Un altro elemento che ha subito dei cambiamenti durante la pandemia, come prevedibile, è stata la quota di viaggi condotti all’estero, anche a causa della chiusura al turismo dei confini statali. Tra maggio e dicembre del 2019, prima dell’emergenza sanitaria, circa la metà delle notti era trascorsa all’estero (la quota scendeva intorno al 40% tra novembre e dicembre). Bisogna anche considerare che più spesso i viaggi domestici si svolgono in giornata (e non prevedono quindi pernottamenti) oppure presso amici o parenti. Ad aprile 2020 la quota di pernottamenti all’estero (comunque all’interno dell’Ue) è scesa al 15,4% e a maggio al 10,3%. Nell’estate 2021 c’è stata una ripresa (con valori tra il 25% e il 33%). Soprattutto dall’estate 2022 in poi, i dati si sono riavvicinati al 50%, come era prima dello scoppio della pandemia.

A maggio 2023 il numero più elevato di pernottamenti si registra in Spagna (quasi 43 milioni). Seguita da Germania (circa 42 milioni), Francia (più di 27 milioni) e Italia (circa 26 milioni). Anche complessivamente nel 2022 (per tutta la durata dell’anno) il valore più alto è quello spagnolo (quasi 452 milioni di pernottamenti). Seguono Francia (quasi 450) e Italia (412).

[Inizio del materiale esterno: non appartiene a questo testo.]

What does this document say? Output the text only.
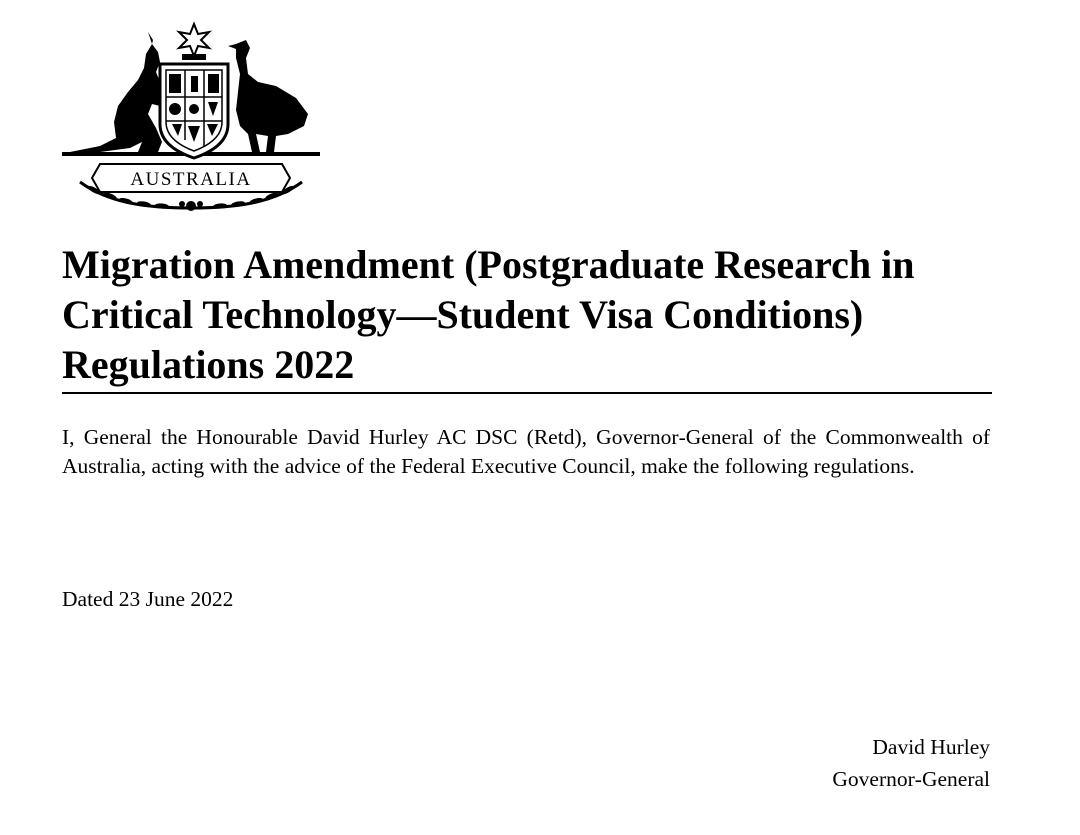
AUSTRALIA
Migration Amendment (Postgraduate Research in Critical Technology—Student Visa Conditions) Regulations 2022

I, General the Honourable David Hurley AC DSC (Retd), Governor‑General of the Commonwealth of Australia, acting with the advice of the Federal Executive Council, make the following regulations.

Dated 23 June 2022

David Hurley
Governor‑General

Il turismo è un’attività economica fondamentale per molti stati Ue

Oltre a essere un elemento importante nell’Unione europea – per la comunicazione tra stati e popoli e lo sviluppo culturale – il turismo ha anche un importante valore economico. Costituisce un arricchimento su più livelli.

Il suo valore economico varia molto da stato a stato, sia in termini assoluti che in rapporto al valore economico aggiunto totale. Per esempio, come si rileva nel report statistico Tourism satellite accounts di Eurostat, in Italia ci sono 4,5 milioni di posti di lavoro nell’industria del turismo (il record europeo).

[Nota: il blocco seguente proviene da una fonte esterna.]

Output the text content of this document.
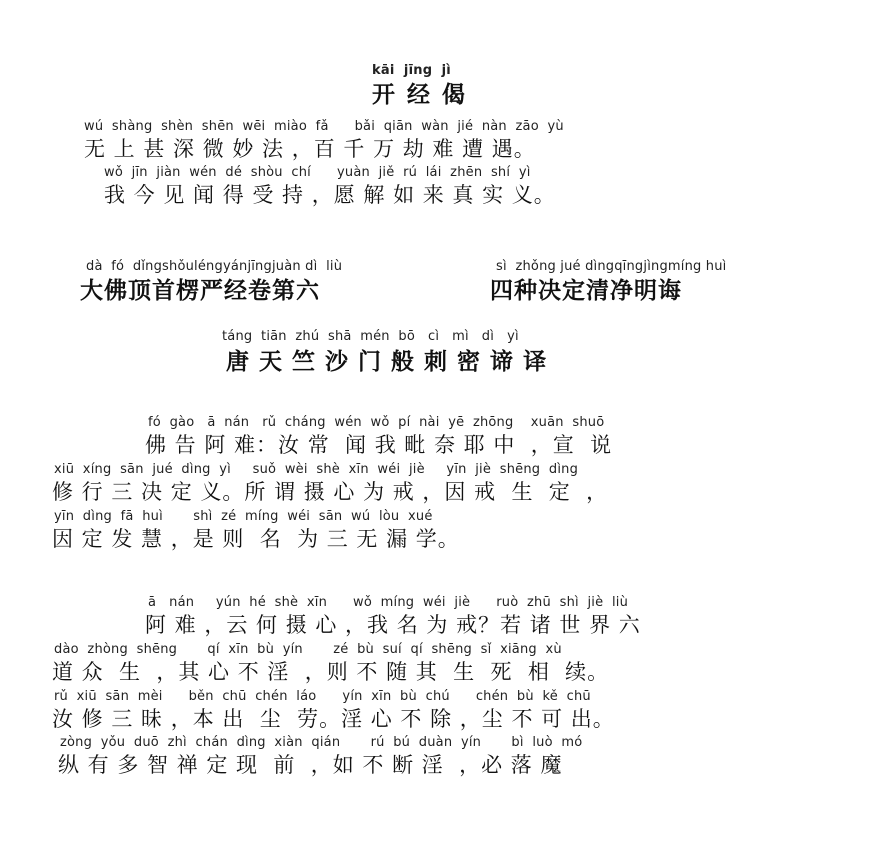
kāi  jīng  jì
开 经 偈
wú  shàng  shèn  shēn  wēi  miào  fǎ      bǎi  qiān  wàn  jié  nàn  zāo  yù
无 上 甚 深 微 妙 法 ，百 千 万 劫 难 遭 遇。
wǒ  jīn  jiàn  wén  dé  shòu  chí      yuàn  jiě  rú  lái  zhēn  shí  yì
我 今 见 闻 得 受 持 ，愿 解 如 来 真 实 义。
dà  fó  dǐngshǒuléngyánjīngjuàn dì  liù
大佛顶首楞严经卷第六
sì  zhǒng jué dìngqīngjìngmíng huì
四种决定清净明诲
táng  tiān  zhú  shā  mén  bō   cì   mì   dì   yì
唐 天 竺 沙 门 般 刺 密 谛 译
fó  gào   ā  nán   rǔ  cháng  wén  wǒ  pí  nài  yē  zhōng    xuān  shuō
佛 告 阿 难：汝 常  闻 我 毗 奈 耶 中  ，宣  说
xiū  xíng  sān  jué  dìng  yì     suǒ  wèi  shè  xīn  wéi  jiè     yīn  jiè  shēng  dìng
修 行 三 决 定 义。所 谓 摄 心 为 戒 ，因 戒  生  定  ，
yīn  dìng  fā  huì       shì  zé  míng  wéi  sān  wú  lòu  xué
因 定 发 慧 ，是 则  名  为 三 无 漏 学。
ā   nán     yún  hé  shè  xīn      wǒ  míng  wéi  jiè      ruò  zhū  shì  jiè  liù
阿 难 ，云 何 摄 心 ，我 名 为 戒？若 诸 世 界 六
dào  zhòng  shēng       qí  xīn  bù  yín       zé  bù  suí  qí  shēng  sǐ  xiāng  xù
道 众  生  ，其 心 不 淫  ，则 不 随 其  生  死  相  续。
rǔ  xiū  sān  mèi      běn  chū  chén  láo      yín  xīn  bù  chú      chén  bù  kě  chū
汝 修 三 昧 ，本 出  尘  劳。淫 心 不 除 ，尘 不 可 出。
zòng  yǒu  duō  zhì  chán  dìng  xiàn  qián       rú  bú  duàn  yín       bì  luò  mó
纵 有 多 智 禅 定 现  前  ，如 不 断 淫  ，必 落 魔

In totale nel 2022 il settore ha portato più di 500 miliardi di euro in valore economico aggiunto, ovvero il 4,5% del totale.

572,4 miliardi di euro il valore economico aggiunto del turismo in Ue, nel 2022.

Si fa riferimento alla quota di valore economico aggiunto totale coperta dal settore turistico negli stati membri dell’Ue. Non sono disponibili per il 2022 i dati di Bulgaria, Grecia, Ungheria, Malta e Polonia.

FONTE: elaborazione openpolis su dati Eurostat
(pubblicati: venerdì 14 Aprile 2023)

Il paese in cui il turismo pesa di più sul totale del valore economico aggiunto è la Croazia (11,3%). Seguono Portogallo e Spagna (con rispettivamente l’8,1% e il 6,9%) e al quarto posto c’è l’Italia (6,2%). Mentre i valori più bassi li riportano Lussemburgo e Belgio, con quote inferiori al 2%.